La sélection peut aussi améliorer la lactation. En analysant l’origine de ses chèvres, Cathy Berthet s’est rendue compte que son troupeau de 50 chèvres avait deux lignées principales, dont l’une avait des qualités laitières nettement moindres. « On a donc travaillé sur l’amélioration génétique en étant particulièrement vigilant à l’origine de nos boucs. C’est difficile de trouver des boucs non chamoisés. La meilleure année, nous avons produit 750 kg de lait par chèvre, sachant que nous sommes à 650 mètres et que le troupeau ne monte pas dans les alpages. »

Une chèvre montagnarde

La situation est tout à fait différente chez Samuel Silvin, éleveur de 200 chèvres à Peisey-Nancroix : « J’ai commencé avec un troupeau mélangé de 22 chèvres, et j’ai progressivement remplacé les alpines chamoisées par des savoyardes plus robustes. Même si elles produisaient plus de lait, les alpines étaient moins résistantes aux conditions d’alpage et j’étais obligé de les rentrer le soir. Aujourd’hui, mes chèvres dorment dehors de fin mai à octobre, entre 1300 à 2000 mètres d’altitude. Bien sûr, elles ne font que 450 litres de lait en moyenne, mais elles sont nourries intégralement à l’herbe six mois de l’année, sans aucun complément. Elles valorisent parfaitement les ressources de nos alpages. J’utilise des souches de plus de dix ans et je conserve les cornes pour qu’elles soient encore plus résistantes. Si je devais m’installer aujourd’hui, je prendrais exclusivement des chèvres des Savoie », témoigne-t-il.

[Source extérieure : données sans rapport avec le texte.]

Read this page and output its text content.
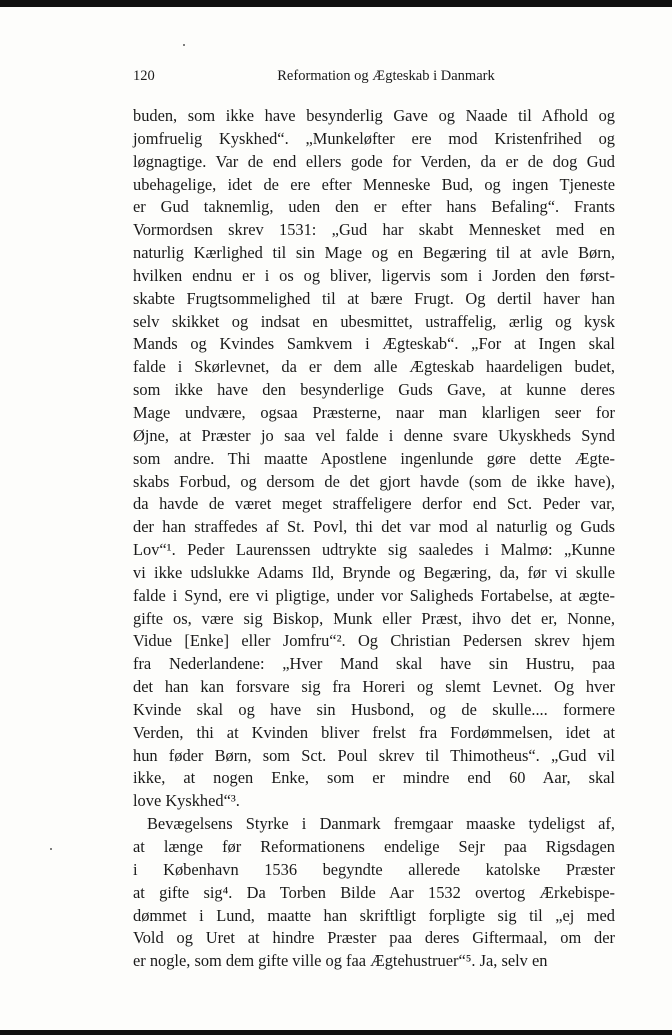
120	Reformation og Ægteskab i Danmark
buden, som ikke have besynderlig Gave og Naade til Afhold og
jomfruelig Kyskhed“. „Munkeløfter ere mod Kristenfrihed og
løgnagtige. Var de end ellers gode for Verden, da er de dog Gud
ubehagelige, idet de ere efter Menneske Bud, og ingen Tjeneste
er Gud taknemlig, uden den er efter hans Befaling“. Frants
Vormordsen skrev 1531: „Gud har skabt Mennesket med en
naturlig Kærlighed til sin Mage og en Begæring til at avle Børn,
hvilken endnu er i os og bliver, ligervis som i Jorden den først-
skabte Frugtsommelighed til at bære Frugt. Og dertil haver han
selv skikket og indsat en ubesmittet, ustraffelig, ærlig og kysk
Mands og Kvindes Samkvem i Ægteskab“. „For at Ingen skal
falde i Skørlevnet, da er dem alle Ægteskab haardeligen budet,
som ikke have den besynderlige Guds Gave, at kunne deres
Mage undvære, ogsaa Præsterne, naar man klarligen seer for
Øjne, at Præster jo saa vel falde i denne svare Ukyskheds Synd
som andre. Thi maatte Apostlene ingenlunde gøre dette Ægte-
skabs Forbud, og dersom de det gjort havde (som de ikke have),
da havde de været meget straffeligere derfor end Sct. Peder var,
der han straffedes af St. Povl, thi det var mod al naturlig og Guds
Lov“¹. Peder Laurenssen udtrykte sig saaledes i Malmø: „Kunne
vi ikke udslukke Adams Ild, Brynde og Begæring, da, før vi skulle
falde i Synd, ere vi pligtige, under vor Saligheds Fortabelse, at ægte-
gifte os, være sig Biskop, Munk eller Præst, ihvo det er, Nonne,
Vidue [Enke] eller Jomfru“². Og Christian Pedersen skrev hjem
fra Nederlandene: „Hver Mand skal have sin Hustru, paa
det han kan forsvare sig fra Horeri og slemt Levnet. Og hver
Kvinde skal og have sin Husbond, og de skulle.... formere
Verden, thi at Kvinden bliver frelst fra Fordømmelsen, idet at
hun føder Børn, som Sct. Poul skrev til Thimotheus“. „Gud vil
ikke, at nogen Enke, som er mindre end 60 Aar, skal
love Kyskhed“³.
Bevægelsens Styrke i Danmark fremgaar maaske tydeligst af,
at længe før Reformationens endelige Sejr paa Rigsdagen
i København 1536 begyndte allerede katolske Præster
at gifte sig⁴. Da Torben Bilde Aar 1532 overtog Ærkebispe-
dømmet i Lund, maatte han skriftligt forpligte sig til „ej med
Vold og Uret at hindre Præster paa deres Giftermaal, om der
er nogle, som dem gifte ville og faa Ægtehustruer“⁵. Ja, selv en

Fiabilité des origines : encore un effort…

Pour reconnaitre officiellement la race chèvre des Savoie, l’Institut de l’Elevage demande une plus grande fiabilité sur les origines. Cela demande aux éleveurs un travail administratif supplémentaire (l’association propose son aide) mais récompensé : « La reconnaissance de la race permettrait aux éleveurs de prétendre aux aides de la PAC destinées aux races à faibles effectifs. Mais avant tout, l’enjeu est de défendre ce patrimoine savoyard », conclut Florian Kieny.  

En avril 2016, la filière caprine de Savoie organisera à Faverges (Haute-Savoie) la manifestation biennale « le printemps des chèvres ». Elle réunit plusieurs races à faibles effectifs. L’occasion, peut-être, de célébrer enfin la bonne nouvelle

 

En savoir plus : http://www.association-chevre-savoie.fr (site de l’association de sauvegarde de la chèvre des Savoie) ; http://www.elevage-poisy.org (site de la pépinière).

 

Ci-dessous, la pépinière du centre d’élevage de Poisy dynamise l’élevage de chèvres des Savoie. Elle accueille actuellement des chevrettes âgées de plus de huit mois.

Ci-dessous, Florian Kieny, formateur du centre d’élevage de Poisy, est référent de la pépinière. Il se bat pour préserver la diversité génétique des chèvres savoyardes.

Ci-dessous, Cathy Berthet est la présidente dynamique de l’association de sauvegarde de la chèvre des Savoie. Elle encourage vivement les éleveurs à adhérer au Contrôle laitier.

Ci-dessous, pour promouvoir les actions de l’association, des goodies sont en vente sur le site internet de l’association.
 

Ci-dessous, un festival de couleurs de robes dans le troupeau de Cathy Berthet, éleveuse à Frangy (Haute-Savoie).
 

Ci-dessous, les « vrais » boucs des Savoie sont particulièrement difficiles à trouver…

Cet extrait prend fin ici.